Due to a built in taste moderation, it is hard to hit your natural upper limit. But because energy drinks are sweet and easily drinkable, novice caffeine users can hit their upper limit in a short amount of time.

And because the half-life of caffeine ranges from 5 hours to 15 hours (!) you can get a strong excess build up in your body in a quick amount of time. There may be an ingredient in the drinks that increase the half-life, which leads to higher risks over time.




"Due to a built in taste moderation, it is hard to hit your natural upper limit. But because energy drinks are sweet and easily drinkable, novice caffeine users can hit their upper limit in a short amount of time."

It's an interesting hypothesis. I'd add that coffee is (most often) served hot, and as such, consuming a cup of coffee takes quite a bit longer than chugging down a cold can of Red Bull.

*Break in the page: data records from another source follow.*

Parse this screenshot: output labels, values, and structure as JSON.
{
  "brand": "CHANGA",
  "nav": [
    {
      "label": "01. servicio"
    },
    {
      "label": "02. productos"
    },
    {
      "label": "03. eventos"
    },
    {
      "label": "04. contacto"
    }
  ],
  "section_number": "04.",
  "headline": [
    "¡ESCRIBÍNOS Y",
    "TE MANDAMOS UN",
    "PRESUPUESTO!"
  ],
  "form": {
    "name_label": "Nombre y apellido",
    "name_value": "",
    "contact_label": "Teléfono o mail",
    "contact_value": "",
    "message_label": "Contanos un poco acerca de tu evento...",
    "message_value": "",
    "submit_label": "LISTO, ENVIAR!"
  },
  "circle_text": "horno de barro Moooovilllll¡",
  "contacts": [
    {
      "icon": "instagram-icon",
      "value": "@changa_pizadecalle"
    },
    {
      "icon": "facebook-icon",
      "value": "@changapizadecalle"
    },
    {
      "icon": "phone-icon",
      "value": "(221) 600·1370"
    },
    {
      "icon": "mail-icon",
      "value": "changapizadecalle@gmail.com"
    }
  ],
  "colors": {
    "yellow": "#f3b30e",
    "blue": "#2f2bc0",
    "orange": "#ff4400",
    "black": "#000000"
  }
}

And about that chugging: it's a different use case. People are conditioned to treat energy drinks like stimulants. The drinks are even marketed as such. Coffee, on the other hand, is primarily consumed in moderation (aside from classic tales of all-nighters, etc., which probably represent a fraction of a percentage of coffee usage). People see coffee as a morning ritual, whereas they see energy drinks as -- for lack of a better word -- speed. The use cases are very different, as are the consumption patterns.

I would hypothesize that energy drinks are inherently no more dangerous than coffee, at least as far as their ingredients go. Rather, they're more dangerous because they're consumed in greater quantities and at greater speed -- rapidly injecting the body with massive quantities of caffeine, and thus shocking the unprepared system. Coffee is more of a slow drip of caffeine, as it were.


Well, there may be a bit of a confounding factor in there.

The availability of energy drinks has made them more widely regarded as the way one goes about consuming lots of caffeine, whereas coffee/espresso tends to be thought of as a smaller scale pick-me-up. Meaning that in situations where people set out to intentionally consume lots of caffeine they are choosing to do so via energy drinks instead of coffee. A study of historical data may show whether or not this is a significant effect. But it could be the case that sans energy drinks we'd still have the same level of problems, through coffee consumption, but perhaps that problem has merely been shifted to energy drinks rather than arising from nowhere.


Save for being an infant or on certain anti-depressants, how, exactly, did you come to the figure of a 15 hour half-life? Do you have a source for this?



That backed up my argument - the half-life is nowhere near 15 hours unless pregnancy or other drugs are involved.